There are several advantages to the Calculator’s approach. First, leveraging existing evidence makes sense given LIIF’s capacity and institutional context. As a CDFI, we are not in the position to conduct the analysis to answer the counterfactual question of what would have happened “but for” the intervention that LIIF supported. But high-quality social science research exists that can help us address many of these questions, and we believe it is up to us to take advantage of it. The Calculator also makes use of “lying around” output data that we can easily collect, reducing strain on both LIIF and our customers. Beyond our own constraints, we cannot expect overburdened nonprofit borrowers to take on the added task of developing sophisticated social outcome-tracking systems without grant support, which we are rarely able to offer.
We also recognize that the Calculator has limitations.
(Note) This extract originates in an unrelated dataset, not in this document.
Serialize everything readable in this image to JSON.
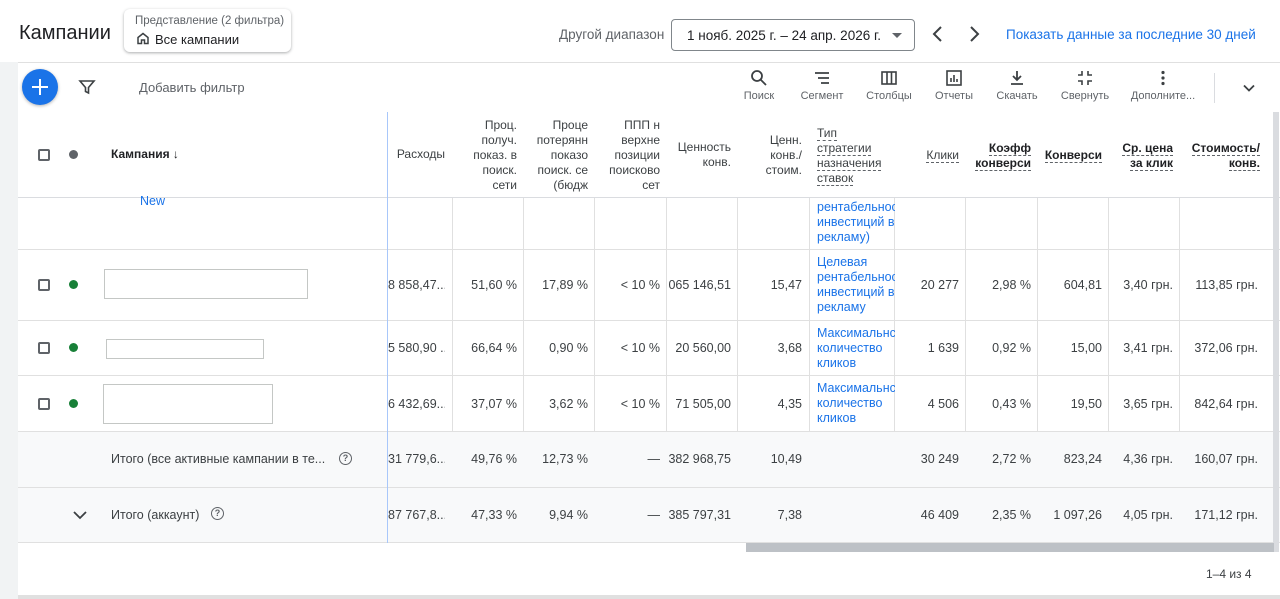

First, its outputs are not precise enough for it to be used as decision-making tool to distinguish between the merits of one project versus another. And for the moment, most of its monetary estimates do not account for the time value of money. Most critically, very few studies meet all criteria that would make them applicable to the Calculator. The research we use to generate our estimates must be rigorous, using randomized control trials or other longitudinal analyses with large datasets; they must relate to the LIIF impact pathways, and apply across a sizable portion of our portfolio; they must fit output data that is easily available to us; and must show a way to monetize impact. Our strict criteria mean that many stones are left unturned. For example, we do not have the evidence base that tells us the efficacy of cross-sector and comprehensive community development work—an increasingly popular model that LIIF and other partners have supported in recent years. Finally, we recognize that we depend on many partners—other CDFIs, public subsidies, private capital—to support the projects we invest in. Rarely or never is there a project that is accomplished solely through the efforts of one investor or one subsidy source. In its present form, the calculator does not try to estimate the field-wide social value of the entire community development sector in the United States, and adjust for the overlap and interdependence of our collective efforts. Rather, the calculator only estimates the social value of the projects supported by the entity using it.
Although we are still in an exploratory phase of using the Calculator, it has already helped us engage with new partners—especially from other sectors—while also revealing industry-wide commonalities that we would not have otherwise discovered. We are committed to learning from and with others as we refine the tool, and are excited to continue to engage partners in advancing our efforts to measure social impact.